The Legend of Good Women is a poem written by Geoffrey Chaucer, one of the great English poets of the Middle Ages. Composed in the 1380s, the poem is a dream-vision that begins with the God of Love chastising Chaucer for writing about women’s betrayal of men. The God of Love tells Chaucer to write about women who are good, departing from his past works that cast women as villains. Alceste, the queen to the God of Love, also appears to stop the narrator from portraying women as evil.

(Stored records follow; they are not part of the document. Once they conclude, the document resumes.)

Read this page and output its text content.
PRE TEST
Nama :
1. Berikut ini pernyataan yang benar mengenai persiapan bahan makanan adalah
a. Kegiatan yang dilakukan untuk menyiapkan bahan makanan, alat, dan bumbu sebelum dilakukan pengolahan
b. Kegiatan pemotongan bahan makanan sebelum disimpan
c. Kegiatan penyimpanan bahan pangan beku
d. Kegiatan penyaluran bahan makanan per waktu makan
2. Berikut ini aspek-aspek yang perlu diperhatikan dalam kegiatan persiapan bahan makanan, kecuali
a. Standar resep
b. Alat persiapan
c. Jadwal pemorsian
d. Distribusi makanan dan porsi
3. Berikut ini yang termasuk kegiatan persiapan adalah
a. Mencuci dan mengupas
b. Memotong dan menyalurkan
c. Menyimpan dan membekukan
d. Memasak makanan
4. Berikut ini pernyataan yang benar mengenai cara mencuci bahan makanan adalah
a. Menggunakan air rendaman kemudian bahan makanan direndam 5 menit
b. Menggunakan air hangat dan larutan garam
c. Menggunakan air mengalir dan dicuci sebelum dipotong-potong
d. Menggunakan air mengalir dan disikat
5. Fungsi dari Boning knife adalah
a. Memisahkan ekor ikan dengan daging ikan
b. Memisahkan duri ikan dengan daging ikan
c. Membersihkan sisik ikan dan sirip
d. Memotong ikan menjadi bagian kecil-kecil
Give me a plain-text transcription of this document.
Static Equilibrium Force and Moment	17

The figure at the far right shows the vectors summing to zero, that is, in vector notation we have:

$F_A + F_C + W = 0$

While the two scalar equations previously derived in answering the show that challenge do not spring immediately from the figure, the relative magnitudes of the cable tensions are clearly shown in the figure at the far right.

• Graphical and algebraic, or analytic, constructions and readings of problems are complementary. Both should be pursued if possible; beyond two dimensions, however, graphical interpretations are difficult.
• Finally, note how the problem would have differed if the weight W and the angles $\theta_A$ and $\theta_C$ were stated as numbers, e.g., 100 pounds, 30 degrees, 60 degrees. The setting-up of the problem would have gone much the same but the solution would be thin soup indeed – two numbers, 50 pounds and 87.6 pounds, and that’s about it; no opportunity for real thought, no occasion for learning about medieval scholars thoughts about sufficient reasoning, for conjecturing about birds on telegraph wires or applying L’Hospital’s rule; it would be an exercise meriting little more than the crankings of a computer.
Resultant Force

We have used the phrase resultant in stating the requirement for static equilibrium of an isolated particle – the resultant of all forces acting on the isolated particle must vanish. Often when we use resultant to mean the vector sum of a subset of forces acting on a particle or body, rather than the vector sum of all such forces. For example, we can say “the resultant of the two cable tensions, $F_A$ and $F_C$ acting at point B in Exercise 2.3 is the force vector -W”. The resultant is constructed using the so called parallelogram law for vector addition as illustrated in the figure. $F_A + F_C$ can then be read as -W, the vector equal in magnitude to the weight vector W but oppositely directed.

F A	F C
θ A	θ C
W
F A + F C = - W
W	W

The poem features a narrator whose identity is never revealed in the poem but who is assumed to be Chaucer himself. In the prologue to the poem, the narrator is enjoying a spring day when Cupid materializes and accuses the narrator of committing heresy against love. The poem goes on to detail tragic love stories of the past, like Cleopatra and Dido. These are stories of women who have been abandoned or betrayed by men. Here, Chaucer is switching from women who betray men to men who betray women. The poem presents nine different legends and myths of women who were hurt by men: Cleopatra, Thisbe, Dido, Hypsipyle, Lucrece, Ariadne, Philomela, Phyllis, and Hypermnestra. These nine stories reveal women who have been, in various ways, damaged by men. Here there is a reversal of some of Chaucer’s earlier writings, as women are viewed as morally good and men morally bad. These nine sections work to show the ways that bad men can wrong women.

Scholars suggest that the God of Love in the poem functions kind of like a literary critic. The God of Love is seen as critiquing Chaucer’s portrayal of women but also critiquing his writing. The poem is also significant because it is one of the first to use iambic pentameter, which is now one of the most common literary devices in English poetry.